Last night’s meeting of the Media Research Group shed some useful light on how advertising fares on video-on-demand platforms - or, to be more specific, what Channel 4 has shared with the wider world about some proprietary research into advertising on its own service, 4oD.

I’ll be writing up a fuller report of the evening’s findings shortly but, in the meantime, here are some of the highlights from the joint presentation by Glenn Gowen, Group Head of Research & Insight at Channel 4, and Caroline Rushton from the broadcaster’s research partner on the project, Qmedia.

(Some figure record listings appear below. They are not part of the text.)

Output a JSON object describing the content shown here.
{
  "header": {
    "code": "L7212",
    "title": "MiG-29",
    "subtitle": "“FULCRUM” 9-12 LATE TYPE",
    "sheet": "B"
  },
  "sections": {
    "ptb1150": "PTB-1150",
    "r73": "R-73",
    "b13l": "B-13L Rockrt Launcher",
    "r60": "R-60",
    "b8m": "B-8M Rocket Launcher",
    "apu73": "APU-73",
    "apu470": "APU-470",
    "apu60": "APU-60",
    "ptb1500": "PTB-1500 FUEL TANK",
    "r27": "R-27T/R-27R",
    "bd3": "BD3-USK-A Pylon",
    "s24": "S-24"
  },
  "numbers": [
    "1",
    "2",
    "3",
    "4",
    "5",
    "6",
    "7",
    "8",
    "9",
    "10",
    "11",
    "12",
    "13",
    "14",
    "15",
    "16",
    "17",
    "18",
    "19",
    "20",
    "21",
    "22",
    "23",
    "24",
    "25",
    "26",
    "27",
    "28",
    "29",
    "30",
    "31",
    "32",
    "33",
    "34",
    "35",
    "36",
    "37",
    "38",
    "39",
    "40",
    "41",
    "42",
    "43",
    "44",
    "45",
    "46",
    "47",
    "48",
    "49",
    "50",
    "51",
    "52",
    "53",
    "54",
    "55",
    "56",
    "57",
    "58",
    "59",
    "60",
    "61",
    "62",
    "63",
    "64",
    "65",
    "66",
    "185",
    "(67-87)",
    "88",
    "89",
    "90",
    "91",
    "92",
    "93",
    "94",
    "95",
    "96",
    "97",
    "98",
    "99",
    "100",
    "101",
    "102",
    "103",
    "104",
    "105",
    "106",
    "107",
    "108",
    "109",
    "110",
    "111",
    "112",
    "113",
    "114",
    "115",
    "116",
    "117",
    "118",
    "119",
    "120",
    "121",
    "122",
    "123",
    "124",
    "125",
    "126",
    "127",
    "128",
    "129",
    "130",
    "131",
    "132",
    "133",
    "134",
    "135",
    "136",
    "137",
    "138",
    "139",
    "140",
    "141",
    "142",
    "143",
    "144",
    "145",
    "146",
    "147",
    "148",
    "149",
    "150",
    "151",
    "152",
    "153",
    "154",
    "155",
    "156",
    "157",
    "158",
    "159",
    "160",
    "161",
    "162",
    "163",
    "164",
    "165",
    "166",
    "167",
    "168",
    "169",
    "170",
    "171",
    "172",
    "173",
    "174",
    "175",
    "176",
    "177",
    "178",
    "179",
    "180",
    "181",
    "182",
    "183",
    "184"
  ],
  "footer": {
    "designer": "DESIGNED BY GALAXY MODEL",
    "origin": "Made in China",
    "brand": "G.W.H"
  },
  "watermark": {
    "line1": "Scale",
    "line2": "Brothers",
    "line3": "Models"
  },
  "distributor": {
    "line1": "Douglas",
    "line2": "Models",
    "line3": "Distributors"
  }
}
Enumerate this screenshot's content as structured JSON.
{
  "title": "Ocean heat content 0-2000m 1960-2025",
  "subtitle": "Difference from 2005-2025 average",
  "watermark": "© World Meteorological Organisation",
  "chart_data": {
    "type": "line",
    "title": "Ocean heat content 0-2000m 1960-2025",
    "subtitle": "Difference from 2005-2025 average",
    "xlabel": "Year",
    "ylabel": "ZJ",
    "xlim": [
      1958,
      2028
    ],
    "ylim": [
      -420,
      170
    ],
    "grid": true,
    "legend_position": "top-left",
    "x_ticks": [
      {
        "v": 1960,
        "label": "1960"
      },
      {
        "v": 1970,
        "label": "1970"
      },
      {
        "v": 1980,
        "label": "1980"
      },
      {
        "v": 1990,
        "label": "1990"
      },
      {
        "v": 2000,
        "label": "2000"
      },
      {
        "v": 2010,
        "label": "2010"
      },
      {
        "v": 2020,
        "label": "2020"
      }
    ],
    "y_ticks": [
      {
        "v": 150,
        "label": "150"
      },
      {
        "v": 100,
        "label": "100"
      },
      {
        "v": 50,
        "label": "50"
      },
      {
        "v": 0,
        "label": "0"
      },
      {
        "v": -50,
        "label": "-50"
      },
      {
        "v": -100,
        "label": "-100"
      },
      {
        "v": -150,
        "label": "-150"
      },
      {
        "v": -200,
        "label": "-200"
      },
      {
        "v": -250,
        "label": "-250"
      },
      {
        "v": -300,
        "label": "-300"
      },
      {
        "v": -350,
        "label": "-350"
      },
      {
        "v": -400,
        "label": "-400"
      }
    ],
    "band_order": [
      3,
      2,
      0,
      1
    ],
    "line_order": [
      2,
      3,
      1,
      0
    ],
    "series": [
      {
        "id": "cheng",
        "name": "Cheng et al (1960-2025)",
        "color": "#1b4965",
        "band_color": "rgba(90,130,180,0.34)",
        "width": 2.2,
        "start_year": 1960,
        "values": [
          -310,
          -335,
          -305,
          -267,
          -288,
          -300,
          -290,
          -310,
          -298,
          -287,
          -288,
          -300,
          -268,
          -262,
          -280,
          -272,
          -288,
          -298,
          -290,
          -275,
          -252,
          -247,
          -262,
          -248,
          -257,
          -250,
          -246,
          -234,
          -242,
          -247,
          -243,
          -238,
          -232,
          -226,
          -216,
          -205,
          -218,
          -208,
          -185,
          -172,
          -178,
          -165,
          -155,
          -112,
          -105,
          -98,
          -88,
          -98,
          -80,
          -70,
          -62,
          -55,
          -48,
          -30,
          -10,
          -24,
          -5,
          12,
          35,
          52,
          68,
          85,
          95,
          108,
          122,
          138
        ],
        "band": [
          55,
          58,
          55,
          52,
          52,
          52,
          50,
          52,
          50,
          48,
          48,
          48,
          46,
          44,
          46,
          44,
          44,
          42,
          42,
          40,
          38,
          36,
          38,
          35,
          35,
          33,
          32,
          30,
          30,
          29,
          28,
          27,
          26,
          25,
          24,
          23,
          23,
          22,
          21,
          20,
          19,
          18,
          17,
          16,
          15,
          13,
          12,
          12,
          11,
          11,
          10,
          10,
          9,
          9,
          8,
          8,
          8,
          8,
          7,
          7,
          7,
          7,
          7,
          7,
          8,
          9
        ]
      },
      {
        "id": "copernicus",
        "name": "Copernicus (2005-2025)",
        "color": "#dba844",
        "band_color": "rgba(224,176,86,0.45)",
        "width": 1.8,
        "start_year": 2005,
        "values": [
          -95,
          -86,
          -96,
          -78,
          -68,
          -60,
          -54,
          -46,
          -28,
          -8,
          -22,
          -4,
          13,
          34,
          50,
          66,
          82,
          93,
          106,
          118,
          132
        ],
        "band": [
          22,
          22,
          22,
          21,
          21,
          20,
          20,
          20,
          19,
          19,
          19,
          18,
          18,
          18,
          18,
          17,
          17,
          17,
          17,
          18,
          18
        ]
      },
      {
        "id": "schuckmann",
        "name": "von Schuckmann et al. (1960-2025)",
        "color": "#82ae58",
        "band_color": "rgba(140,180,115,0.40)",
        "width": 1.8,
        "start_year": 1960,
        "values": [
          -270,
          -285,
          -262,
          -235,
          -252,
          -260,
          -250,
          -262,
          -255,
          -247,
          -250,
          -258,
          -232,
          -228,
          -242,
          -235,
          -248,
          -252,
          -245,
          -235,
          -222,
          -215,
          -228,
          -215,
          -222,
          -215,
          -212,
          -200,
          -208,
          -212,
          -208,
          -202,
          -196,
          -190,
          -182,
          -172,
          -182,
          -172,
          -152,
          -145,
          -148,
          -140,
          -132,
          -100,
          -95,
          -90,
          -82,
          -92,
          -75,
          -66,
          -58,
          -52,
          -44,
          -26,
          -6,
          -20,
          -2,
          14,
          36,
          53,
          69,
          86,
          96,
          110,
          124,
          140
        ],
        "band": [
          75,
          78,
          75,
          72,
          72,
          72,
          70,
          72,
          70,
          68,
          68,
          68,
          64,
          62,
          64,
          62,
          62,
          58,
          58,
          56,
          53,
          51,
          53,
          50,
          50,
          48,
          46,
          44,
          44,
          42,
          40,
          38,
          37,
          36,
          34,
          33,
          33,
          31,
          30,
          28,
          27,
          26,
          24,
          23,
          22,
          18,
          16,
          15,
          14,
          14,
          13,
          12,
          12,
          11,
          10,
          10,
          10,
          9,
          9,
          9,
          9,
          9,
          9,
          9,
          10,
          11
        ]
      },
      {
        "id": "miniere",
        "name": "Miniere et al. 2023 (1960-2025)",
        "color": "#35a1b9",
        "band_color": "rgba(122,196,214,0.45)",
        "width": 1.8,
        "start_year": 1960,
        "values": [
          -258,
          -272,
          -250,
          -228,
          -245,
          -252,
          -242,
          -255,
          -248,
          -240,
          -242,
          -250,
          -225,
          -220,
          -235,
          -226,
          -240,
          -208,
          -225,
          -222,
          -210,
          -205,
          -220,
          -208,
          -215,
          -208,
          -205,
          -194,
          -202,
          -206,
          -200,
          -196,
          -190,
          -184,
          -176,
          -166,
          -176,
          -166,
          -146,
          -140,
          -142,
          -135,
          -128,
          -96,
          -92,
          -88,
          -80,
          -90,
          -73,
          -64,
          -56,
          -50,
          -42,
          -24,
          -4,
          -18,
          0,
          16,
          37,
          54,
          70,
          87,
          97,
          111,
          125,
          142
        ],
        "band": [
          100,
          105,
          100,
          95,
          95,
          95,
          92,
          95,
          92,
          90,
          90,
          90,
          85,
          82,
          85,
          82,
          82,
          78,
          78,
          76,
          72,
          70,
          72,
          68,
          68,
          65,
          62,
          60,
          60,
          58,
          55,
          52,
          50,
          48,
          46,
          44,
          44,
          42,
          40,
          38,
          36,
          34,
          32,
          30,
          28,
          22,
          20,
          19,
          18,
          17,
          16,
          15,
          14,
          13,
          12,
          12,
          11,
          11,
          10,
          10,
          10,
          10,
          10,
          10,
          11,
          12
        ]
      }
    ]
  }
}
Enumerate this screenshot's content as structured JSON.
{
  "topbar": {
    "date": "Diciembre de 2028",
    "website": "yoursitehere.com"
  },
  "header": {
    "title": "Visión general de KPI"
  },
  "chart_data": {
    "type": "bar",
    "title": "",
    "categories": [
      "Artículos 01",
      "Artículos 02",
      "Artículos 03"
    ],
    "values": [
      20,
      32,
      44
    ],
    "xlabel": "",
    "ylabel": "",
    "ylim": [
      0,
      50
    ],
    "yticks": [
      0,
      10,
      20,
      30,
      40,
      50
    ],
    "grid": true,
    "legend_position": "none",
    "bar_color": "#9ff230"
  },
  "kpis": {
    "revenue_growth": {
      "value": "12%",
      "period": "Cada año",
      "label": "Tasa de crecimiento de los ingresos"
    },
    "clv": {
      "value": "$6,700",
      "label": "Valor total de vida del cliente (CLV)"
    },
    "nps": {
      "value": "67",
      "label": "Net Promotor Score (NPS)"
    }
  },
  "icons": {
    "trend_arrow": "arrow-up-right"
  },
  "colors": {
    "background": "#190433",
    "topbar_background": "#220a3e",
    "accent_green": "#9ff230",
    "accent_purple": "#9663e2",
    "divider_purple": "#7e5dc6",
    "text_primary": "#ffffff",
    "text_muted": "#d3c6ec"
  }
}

Awareness: The difference in brand awareness between traditional TV and VoD viewers was minimal but, for advertising awareness, there was a significant change. Aggregated data for some 30 ads reported 30% awareness amongst VoD viewers (15% spontaneous, 15% prompted) versus 13% for traditional TV viewers (8% spontaneous, 7% prompted).

Brand perceptions: 4oD’s popularity among younger viewers is clear and unsurprising (for example, the platform accounted for 18% of viewing of the opening series 3 episode of the teen drama, Skins). Less expected were the associations that brands advertising on 4oD accrue – 57% of respondents agreed they were modern, 58% said they were trustworthy.

Acceptance: It may be the novelty factor (or just the low number of ads), but viewers are very accepting of ads on VoD, in direct contrast to the avoidance techniques employed on traditional TV.

Creativity: For acceptance, however, strong creative and an affinity or congruence between the ad and the programming context was paramount. Two 30-second or one 60-second spot were the normal pre and intra-programme breaks, for which some advertisers had produced specific edits of commercials for the 4oD platform.